For Middle-Aged Americans, There's Still Time to Save


Despite a booming economy and plenty of savings and investment options, a good portion of Americans are still not saving for retirement, or are way behind what they will need. A report last year said a third of Americans have next to nothing saved for retirement, and for middle-aged Americans that number is even higher. According to the Employee Benefits Research Institute, 37 percent of employees age 35 to 44, and 34 percent of employees age 45 to 54 have less than $1,000 saved for retirement.

The good news for those who haven't started saving or are behind schedule is there is still time.Derrick Kinney, Sugar Land private wealth advisor, tells KTRH that the 401(k) offered by most employers is a good start. "Most people think the 401(k) is enough, but in most cases it's not," he says. "Many people need to supplement that with additional savings."

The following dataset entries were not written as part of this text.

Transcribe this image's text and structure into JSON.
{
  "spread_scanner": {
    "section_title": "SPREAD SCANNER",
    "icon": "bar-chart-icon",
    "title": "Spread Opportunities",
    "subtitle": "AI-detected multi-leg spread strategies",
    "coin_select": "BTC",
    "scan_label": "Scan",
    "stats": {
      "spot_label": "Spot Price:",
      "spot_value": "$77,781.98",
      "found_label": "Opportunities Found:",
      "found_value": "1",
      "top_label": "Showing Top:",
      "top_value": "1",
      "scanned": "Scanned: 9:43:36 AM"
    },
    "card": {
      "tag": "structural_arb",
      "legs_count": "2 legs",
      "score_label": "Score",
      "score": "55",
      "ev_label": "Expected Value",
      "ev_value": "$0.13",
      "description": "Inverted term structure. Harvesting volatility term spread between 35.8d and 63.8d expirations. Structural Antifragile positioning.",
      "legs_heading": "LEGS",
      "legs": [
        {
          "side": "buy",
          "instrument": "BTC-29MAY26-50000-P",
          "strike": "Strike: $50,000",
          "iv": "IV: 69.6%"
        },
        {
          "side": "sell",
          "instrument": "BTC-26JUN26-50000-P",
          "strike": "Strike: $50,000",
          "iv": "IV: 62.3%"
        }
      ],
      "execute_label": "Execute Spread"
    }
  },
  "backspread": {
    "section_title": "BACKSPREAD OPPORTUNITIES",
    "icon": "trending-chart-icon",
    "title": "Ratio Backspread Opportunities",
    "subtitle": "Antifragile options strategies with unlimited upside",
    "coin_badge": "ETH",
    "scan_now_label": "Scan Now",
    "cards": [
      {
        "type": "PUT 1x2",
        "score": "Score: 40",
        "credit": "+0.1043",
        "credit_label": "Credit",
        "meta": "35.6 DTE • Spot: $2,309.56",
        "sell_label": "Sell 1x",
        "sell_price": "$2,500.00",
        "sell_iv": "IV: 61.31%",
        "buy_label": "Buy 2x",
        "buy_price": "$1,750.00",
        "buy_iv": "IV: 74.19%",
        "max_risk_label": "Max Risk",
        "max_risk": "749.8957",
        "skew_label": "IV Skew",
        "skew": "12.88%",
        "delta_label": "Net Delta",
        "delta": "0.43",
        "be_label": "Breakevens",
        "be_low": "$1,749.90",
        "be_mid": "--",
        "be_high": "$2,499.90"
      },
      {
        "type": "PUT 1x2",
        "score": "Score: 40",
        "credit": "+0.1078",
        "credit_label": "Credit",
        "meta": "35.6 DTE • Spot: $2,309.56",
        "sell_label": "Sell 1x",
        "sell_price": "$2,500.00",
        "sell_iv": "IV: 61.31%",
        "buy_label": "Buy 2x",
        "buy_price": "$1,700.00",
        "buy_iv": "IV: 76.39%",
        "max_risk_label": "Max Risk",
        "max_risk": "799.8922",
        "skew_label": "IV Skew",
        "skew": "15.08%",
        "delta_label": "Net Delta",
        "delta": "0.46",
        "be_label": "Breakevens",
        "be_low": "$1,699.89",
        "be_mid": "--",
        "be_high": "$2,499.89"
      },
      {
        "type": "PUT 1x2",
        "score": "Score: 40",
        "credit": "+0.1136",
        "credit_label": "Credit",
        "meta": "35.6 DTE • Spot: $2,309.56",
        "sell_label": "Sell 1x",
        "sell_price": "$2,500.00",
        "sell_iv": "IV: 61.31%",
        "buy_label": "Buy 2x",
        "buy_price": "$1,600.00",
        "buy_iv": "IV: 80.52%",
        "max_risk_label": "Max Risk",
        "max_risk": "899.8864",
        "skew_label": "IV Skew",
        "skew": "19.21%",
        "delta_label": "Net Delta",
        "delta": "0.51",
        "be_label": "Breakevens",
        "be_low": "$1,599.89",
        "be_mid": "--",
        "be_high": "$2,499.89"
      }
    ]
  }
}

If you do have a 401(k), Kinney recommends maximizing your contributions, especially as you get closer to retirement age. "At least put in what the company matches, so you take advantage of the free money," he says.

There is also another more drastic option to catch up on retirement savings, although it requires a two-income household. "Act like and live like you have one income, and try to save the other person's income as much as possible," says Kinney. "It's a proven strategy to make back for lost time."

For those who are at retirement age or just reaching that stage, Kinney recommends a phased-in retirement. "I have many clients who phase in their retirement over a five-to-ten year period," he says. "That lets their money last longer, which means they need to save less to have the lifestyle they want."